« QUAND J’ACHÈTE un objet, confie le médecin collectionneur, je l’observe en détail, je l’ausculte, je recherche minutieusement les symptômes de son authenticité, en faisant appel à toute la FMC que j’ai emmagasinée depuis une trentaine d’années sur le sujet, bref, je pose un véritable diagnostic. » Le Dr Yves-Robert Omejkane manie volontiers la métaphore médicale quand il évoque les oucheptis Han et Tang (petits serviteurs funéraires en terre cuite), les gourdes Ming en porcelaine ou les bronzes sinotibétains qu’il a réunis dans sa collection.
Ses « compagnons d’éternité », ainsi qu’il les nomme en mêlant familiarité et révérence, jouent un rôle essentiel dans sa vie d’omnipraticien : « Après douze heures passées à traiter des maux et des souffrances en tous genres, ils m’apaisent, ils me protègent du burnout. Ces objets sortis de la nuit des temps sont ma soupape ; quand j’étais hospitalier dans un service hémopédiatrique, où je voyais mourir tous les jours des enfants, sans eux, je serais devenu fou. » Et de citer un illustre devancier : « Avant d’attaquer ses journées, Freud allait saluer tous les matins une statue chinoise qui lui était particulièrement chère. »
C’est à l’âge de 20 ans, à l’occasion d’un remplacement de gardien de nuit au musée du Louvre, qu’arpentant les salles d’art égyptien, dans la crypte d’Isis déserte, que s’est produit en lui le déclic : « Comme si, raconte-t-il, Isis m’avait parlé et m’avait transmis un mystérieux espoir dans l’au-delà, avec toutes les prières, les émotions et les regards d’admiration qu’elle a suscités au fil des siècles, qui survivent après la mort dans l’art sacré. »
Mais les antiquités égyptiennes sont hors de sa portée. Pour des raisons d’accessibilité, le Dr Omejkane s’orientera donc vers l’immense fond accumulé en 4 500 ans par l’histoire chinoise. « Peu à peu, j’ai fait mon œil, dit-il. Puisant dans les ouvrages spécialisés, arpentant les expos, rencontrant des experts sinologues réputés, tel Christian Deydier, je suis devenu un habitué des galeries, de Sotheby’s et de Christie’s. Aujourd’hui, j’épluche les catalogues, je me rends aux expositions quelques jours avant les ventes et j’enchéris en ligne, toujours avec une montée d’adrénaline majeure. »
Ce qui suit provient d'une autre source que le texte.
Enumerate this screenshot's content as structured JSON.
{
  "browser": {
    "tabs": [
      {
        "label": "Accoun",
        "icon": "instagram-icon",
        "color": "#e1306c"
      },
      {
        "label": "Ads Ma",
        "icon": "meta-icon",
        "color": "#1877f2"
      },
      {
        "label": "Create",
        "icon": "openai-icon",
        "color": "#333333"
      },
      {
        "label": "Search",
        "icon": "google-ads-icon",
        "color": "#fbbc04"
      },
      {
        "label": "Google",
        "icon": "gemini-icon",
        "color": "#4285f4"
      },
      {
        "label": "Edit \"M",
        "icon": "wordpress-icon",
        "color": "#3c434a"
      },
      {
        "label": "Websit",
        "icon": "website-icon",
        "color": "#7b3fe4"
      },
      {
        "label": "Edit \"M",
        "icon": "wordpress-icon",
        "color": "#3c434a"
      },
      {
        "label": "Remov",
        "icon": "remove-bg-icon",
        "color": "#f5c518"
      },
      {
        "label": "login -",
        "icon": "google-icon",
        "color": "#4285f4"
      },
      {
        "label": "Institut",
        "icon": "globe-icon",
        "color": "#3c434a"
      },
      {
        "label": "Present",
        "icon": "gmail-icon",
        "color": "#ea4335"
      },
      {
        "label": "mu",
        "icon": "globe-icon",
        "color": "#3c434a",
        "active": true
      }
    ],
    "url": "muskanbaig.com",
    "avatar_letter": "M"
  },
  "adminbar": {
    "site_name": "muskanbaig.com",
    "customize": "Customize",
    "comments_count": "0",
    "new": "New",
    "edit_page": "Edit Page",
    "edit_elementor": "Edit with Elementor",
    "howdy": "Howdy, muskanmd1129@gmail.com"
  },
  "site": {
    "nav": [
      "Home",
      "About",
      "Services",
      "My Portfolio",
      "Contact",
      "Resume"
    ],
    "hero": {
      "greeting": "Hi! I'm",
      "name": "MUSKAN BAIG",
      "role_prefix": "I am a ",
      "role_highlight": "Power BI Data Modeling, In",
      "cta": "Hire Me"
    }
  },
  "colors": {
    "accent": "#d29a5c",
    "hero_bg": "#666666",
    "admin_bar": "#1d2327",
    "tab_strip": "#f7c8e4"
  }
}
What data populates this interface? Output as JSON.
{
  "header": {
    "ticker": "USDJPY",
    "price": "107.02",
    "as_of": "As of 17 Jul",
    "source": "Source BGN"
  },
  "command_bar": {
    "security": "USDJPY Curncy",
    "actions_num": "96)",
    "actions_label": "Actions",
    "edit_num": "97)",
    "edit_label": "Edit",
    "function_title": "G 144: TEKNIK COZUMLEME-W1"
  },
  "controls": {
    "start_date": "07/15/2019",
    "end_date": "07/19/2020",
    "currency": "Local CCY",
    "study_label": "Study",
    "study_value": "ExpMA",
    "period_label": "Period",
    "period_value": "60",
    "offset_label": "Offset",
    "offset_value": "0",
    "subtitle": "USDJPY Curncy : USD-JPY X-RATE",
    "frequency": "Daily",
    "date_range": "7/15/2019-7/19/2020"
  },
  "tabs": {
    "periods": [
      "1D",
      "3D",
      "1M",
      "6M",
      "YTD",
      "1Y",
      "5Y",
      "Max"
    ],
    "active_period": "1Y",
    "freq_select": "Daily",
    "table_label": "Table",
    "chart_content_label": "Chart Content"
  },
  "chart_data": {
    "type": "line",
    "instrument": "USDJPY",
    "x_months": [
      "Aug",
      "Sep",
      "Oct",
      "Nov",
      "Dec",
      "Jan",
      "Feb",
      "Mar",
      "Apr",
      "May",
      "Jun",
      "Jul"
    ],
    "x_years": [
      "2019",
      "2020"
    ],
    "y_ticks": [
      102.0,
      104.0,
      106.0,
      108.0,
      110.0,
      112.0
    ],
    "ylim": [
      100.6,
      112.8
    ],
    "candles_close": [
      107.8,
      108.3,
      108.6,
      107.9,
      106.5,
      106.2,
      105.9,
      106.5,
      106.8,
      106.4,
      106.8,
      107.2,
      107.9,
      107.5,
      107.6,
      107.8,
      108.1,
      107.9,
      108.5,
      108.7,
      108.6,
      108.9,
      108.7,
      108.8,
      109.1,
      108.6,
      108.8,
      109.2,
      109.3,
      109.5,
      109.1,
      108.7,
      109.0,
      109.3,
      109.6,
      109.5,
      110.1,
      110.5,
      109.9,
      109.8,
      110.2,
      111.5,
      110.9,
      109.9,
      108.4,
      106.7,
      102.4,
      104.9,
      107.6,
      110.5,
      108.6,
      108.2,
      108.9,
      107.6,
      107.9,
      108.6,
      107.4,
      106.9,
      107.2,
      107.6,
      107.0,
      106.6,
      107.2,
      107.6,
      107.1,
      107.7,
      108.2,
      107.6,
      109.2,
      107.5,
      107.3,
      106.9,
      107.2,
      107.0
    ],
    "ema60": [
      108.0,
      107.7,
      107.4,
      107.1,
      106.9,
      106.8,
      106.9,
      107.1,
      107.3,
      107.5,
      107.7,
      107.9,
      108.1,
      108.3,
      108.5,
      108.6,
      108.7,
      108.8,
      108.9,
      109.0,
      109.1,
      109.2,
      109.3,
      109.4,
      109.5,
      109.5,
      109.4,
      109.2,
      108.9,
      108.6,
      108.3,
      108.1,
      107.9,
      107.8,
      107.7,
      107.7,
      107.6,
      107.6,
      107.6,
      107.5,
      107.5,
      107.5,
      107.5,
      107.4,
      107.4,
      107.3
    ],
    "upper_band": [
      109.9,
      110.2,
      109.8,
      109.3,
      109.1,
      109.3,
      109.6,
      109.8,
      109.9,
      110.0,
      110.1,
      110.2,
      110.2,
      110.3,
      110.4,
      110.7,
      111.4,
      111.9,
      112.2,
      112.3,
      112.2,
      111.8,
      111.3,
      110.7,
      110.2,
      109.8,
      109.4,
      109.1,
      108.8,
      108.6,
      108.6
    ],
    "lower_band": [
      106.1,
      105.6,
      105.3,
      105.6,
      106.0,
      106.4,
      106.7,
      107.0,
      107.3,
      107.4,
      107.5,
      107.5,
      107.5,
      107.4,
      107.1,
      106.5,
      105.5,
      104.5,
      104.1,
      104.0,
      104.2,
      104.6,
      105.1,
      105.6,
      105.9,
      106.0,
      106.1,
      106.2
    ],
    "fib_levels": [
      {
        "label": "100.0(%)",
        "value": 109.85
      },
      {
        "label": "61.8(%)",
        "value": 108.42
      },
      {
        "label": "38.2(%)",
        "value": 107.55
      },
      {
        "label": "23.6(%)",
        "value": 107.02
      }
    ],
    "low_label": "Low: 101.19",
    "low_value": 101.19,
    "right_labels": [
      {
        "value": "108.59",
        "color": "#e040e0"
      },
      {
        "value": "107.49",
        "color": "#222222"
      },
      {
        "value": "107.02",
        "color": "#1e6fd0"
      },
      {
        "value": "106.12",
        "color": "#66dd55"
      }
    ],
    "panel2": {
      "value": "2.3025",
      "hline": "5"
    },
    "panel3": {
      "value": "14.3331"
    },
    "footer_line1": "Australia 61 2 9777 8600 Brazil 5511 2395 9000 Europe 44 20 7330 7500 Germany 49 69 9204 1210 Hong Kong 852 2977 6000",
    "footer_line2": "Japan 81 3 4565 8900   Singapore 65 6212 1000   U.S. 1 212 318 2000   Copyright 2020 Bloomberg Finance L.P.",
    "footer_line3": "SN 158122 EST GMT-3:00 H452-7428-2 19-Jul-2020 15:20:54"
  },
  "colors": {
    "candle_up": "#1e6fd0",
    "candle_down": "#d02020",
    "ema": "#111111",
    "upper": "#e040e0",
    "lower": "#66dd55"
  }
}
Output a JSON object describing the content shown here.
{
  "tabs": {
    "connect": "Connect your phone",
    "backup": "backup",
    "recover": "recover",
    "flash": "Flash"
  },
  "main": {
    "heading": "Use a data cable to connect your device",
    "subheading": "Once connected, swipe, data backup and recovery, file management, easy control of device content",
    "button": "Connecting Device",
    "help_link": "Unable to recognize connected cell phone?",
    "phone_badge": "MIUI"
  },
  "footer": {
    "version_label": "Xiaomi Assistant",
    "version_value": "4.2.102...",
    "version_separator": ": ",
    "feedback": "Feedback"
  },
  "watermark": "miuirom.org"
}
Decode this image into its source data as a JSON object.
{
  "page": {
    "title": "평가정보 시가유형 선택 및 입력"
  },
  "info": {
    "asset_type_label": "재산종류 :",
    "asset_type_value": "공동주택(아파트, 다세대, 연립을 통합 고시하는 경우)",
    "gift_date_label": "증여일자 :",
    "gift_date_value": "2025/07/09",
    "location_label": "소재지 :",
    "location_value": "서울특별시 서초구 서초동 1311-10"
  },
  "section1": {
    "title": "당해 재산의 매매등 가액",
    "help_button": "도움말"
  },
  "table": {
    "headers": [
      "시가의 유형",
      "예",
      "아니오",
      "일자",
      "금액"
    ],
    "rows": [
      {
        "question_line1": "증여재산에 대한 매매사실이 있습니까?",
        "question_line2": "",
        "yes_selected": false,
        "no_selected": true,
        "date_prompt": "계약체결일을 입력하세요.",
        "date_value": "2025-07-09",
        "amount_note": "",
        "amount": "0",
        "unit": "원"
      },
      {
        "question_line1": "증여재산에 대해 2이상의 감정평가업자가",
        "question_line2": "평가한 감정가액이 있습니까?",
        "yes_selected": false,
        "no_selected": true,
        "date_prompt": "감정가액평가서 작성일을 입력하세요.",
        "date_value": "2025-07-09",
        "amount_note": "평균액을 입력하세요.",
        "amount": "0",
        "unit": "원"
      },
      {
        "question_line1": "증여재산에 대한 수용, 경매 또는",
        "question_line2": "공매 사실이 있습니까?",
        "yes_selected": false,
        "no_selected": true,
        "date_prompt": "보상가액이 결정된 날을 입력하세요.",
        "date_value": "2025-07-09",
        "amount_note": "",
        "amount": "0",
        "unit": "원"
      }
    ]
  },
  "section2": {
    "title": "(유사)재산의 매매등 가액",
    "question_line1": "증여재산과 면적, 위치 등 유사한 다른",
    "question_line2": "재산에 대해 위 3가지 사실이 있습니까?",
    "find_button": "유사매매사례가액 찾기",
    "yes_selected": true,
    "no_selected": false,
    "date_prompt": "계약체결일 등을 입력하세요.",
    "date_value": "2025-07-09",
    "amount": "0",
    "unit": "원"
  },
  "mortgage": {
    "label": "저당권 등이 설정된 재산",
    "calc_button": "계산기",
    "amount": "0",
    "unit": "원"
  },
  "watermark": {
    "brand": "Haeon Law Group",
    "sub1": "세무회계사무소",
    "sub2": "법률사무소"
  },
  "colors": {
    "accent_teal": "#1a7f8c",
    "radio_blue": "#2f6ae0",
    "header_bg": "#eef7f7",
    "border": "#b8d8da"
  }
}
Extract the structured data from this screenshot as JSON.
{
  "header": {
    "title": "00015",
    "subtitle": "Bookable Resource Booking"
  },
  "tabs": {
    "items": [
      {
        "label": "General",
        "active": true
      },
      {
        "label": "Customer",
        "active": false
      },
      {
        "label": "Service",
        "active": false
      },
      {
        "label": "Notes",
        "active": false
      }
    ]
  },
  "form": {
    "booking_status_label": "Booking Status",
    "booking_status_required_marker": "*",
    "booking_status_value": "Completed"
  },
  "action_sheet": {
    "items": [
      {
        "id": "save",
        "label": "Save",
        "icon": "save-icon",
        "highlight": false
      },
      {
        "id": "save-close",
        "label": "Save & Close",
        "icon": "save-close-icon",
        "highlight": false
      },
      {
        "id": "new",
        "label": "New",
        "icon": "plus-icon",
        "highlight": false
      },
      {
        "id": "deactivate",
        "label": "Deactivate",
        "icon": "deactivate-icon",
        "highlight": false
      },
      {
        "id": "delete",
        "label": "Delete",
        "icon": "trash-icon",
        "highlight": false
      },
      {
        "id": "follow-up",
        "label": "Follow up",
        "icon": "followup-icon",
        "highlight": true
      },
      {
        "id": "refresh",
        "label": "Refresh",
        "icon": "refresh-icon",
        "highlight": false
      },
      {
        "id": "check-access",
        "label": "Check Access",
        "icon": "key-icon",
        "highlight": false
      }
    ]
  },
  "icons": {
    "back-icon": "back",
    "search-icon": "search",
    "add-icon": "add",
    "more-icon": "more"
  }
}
Cet amateur de plus en plus éclairé réussit quelques jolis coups. Récemment, trois de ses acquisitions, dont sa « Fat Lady » Tang, ont même eu les honneurs du « Figaro ». Il a aménagé un bureau musée, son « sas de décompression », à son domicile. Soixante-dix pièces y sont exposées, dont une vingtaine qu’il qualifie de majeures.
Passeur de passion.
Sacha Guitry distinguait les collectionneurs placard, plutôt secrets, des collectionneurs vitrines. Le Dr Omejdane se classe plutôt dans la première catégorie. Ce qui ne l’empêche pas de vouloir jouer les « passeurs » auprès des confrères : « J’ai souvent constaté que ma passion suscitait l’intérêt de beaucoup d’entre eux. Mais très peu vainquent leur timidité et osent passer à l’acte.C’est pour eux que je ferai ces trois recommandations :
– Fréquentez les galeries connues et les experts réputés en évitant de vous jeter tête baissée sur un cavalier han en terre cuite que vous trouvez joli, mais qui a 80 % de chances d’être une copie.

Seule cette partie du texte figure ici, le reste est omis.